Accompagnare una qualsiasi di queste opere sotto il profilo ambientale, si legge, significa “stare al fianco dei gestori o dei proponenti per poterli guidare ed evitare che il danno accada, prima che accada, in linea con il principio di precauzione alla base delle politiche ambientali comunitarie”. Un processo che coinvolge tanti e diversi soggetti: oltre al proponente ci sono gli enti deputati al rilascio dell’autorizzazione, gli enti territoriali interessati e, negli ultimi anni sempre più spesso, il SNPA. Le linee guida si rivolgono proprio agli operatori del Sistema, con l’obiettivo di proporre “modalità operative omogenee” per le attività da mettere in campo nelle fasi successive all’approvazione di una grande opera infrastrutturale, “fino alla realizzazione dell’opera e negli anni successivi per le verifiche previste nella fase post operam (pre-esercizio ed esercizio)”. L’accompagnamento, precisano le linee guida, “non sostituisce e non si sovrappone al controllo del territorio e della conformità cui il SNPA è chiamato per legge”. Nelle linee guida viene quindi descritto e schematizzato il ruolo che generalmente viene attribuito al SNPA con l’indicazione delle migliori modalità operative, definite sulla base delle esperienze condotte dagli operatori delle agenzie regionali e provinciali, ma anche da Ispra, negli ultimi dieci anni e dimostratesi efficaci e utili a garantire un controllo dei cantieri.

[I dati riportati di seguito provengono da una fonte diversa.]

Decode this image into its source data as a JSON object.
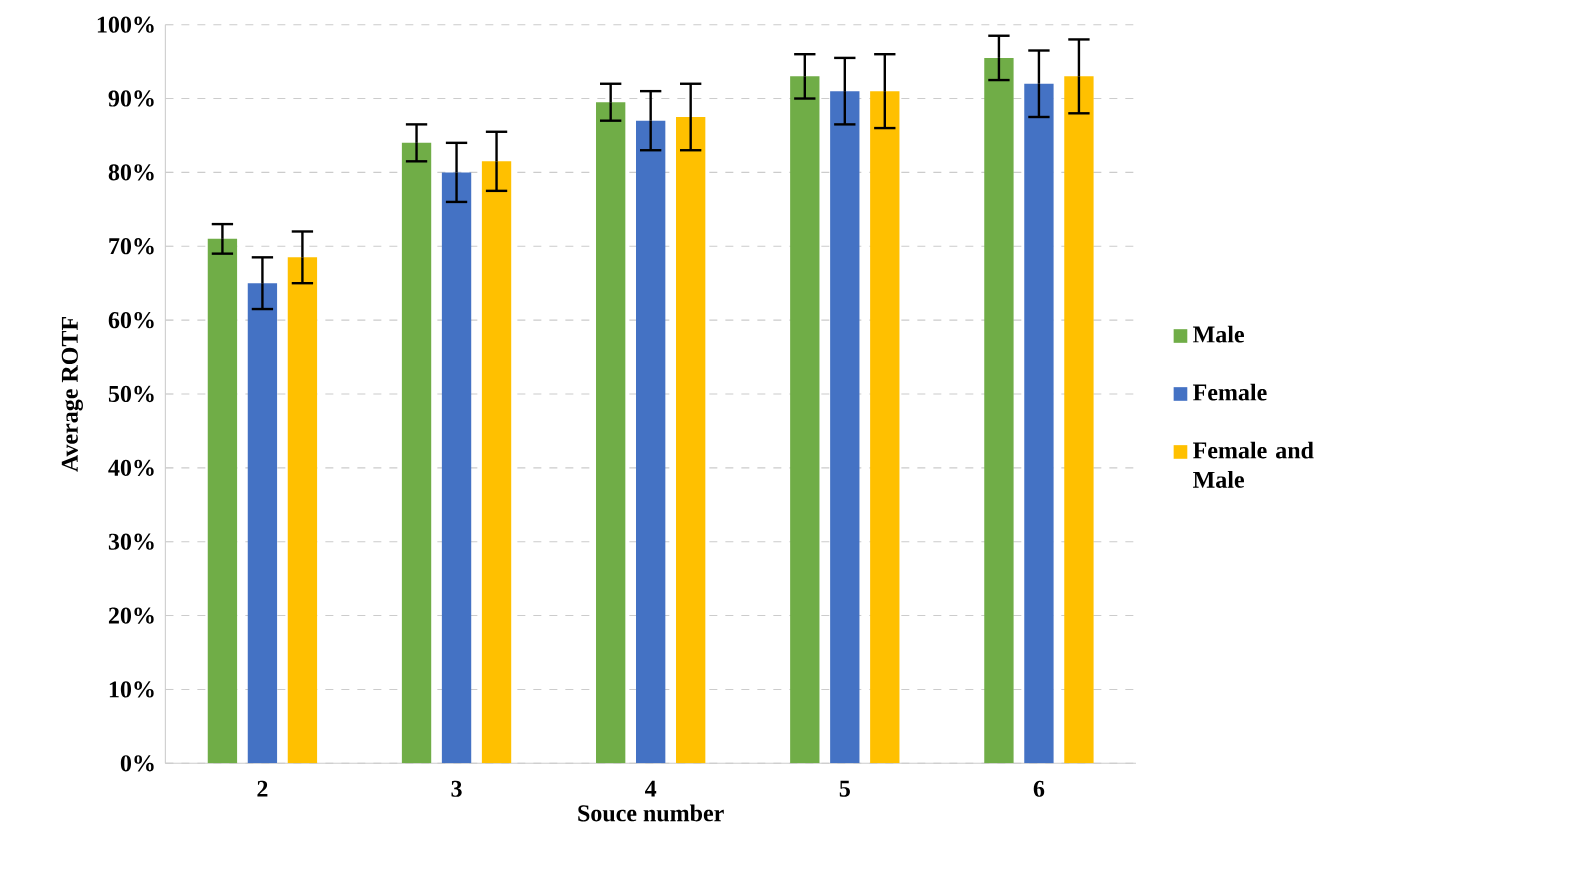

È la stessa legge istitutiva del Sistema, la 132 del 2016, a prevedere per le agenzie della rete e per Ispra un ruolo sempre più centrale nelle attività di prevenzione dell’impatto ambientale legato alla realizzazione delle “opere infrastrutturali di interesse nazionale e locale”. Funzione tanto più preziosa all’alba della fase esecutiva del PNRR, come sanno bene gli operatori del SNPA, che per questo chiedono da mesi al governo interventi di rafforzamento delle proprie strutture. A partire dall’adozione dei decreti attuativi della legge istitutiva, attesi ormai da quasi sei anni. Solo due giorni fa, rispondendo a un’interrogazione alla Camera, la sottosegretaria al Ministero della Transizione Ecologica Vannia Gava ha chiarito che il decreto che dovrà stabilire, tra l’altro, i livelli essenziali delle prestazioni tecniche ambientali “è al vaglio degli uffici competenti del MiTE, e sono in corso le interlocuzioni con gli altri soggetti competenti” mentre per il decreto sui cosiddetti ‘ispettori ambientali’ il Ministero sta ancora valutando la proposta presentata da Ispra a dicembre 2020. Ma la lista dei provvedimenti attesi è lunga e conta anche decreti fondamentali ai fini del finanziamento del Sistema. “Parliamo di provvedimenti che attendono l’attuazione da sei anni – ha commentato l’On. Chiara Braga – è indispensabile che soprattutto gli atti che giacciono al Ministero da più di un anno vedano una rapida attuazione, perché sono fondamentali per garantire la piena operatività del Sistema”.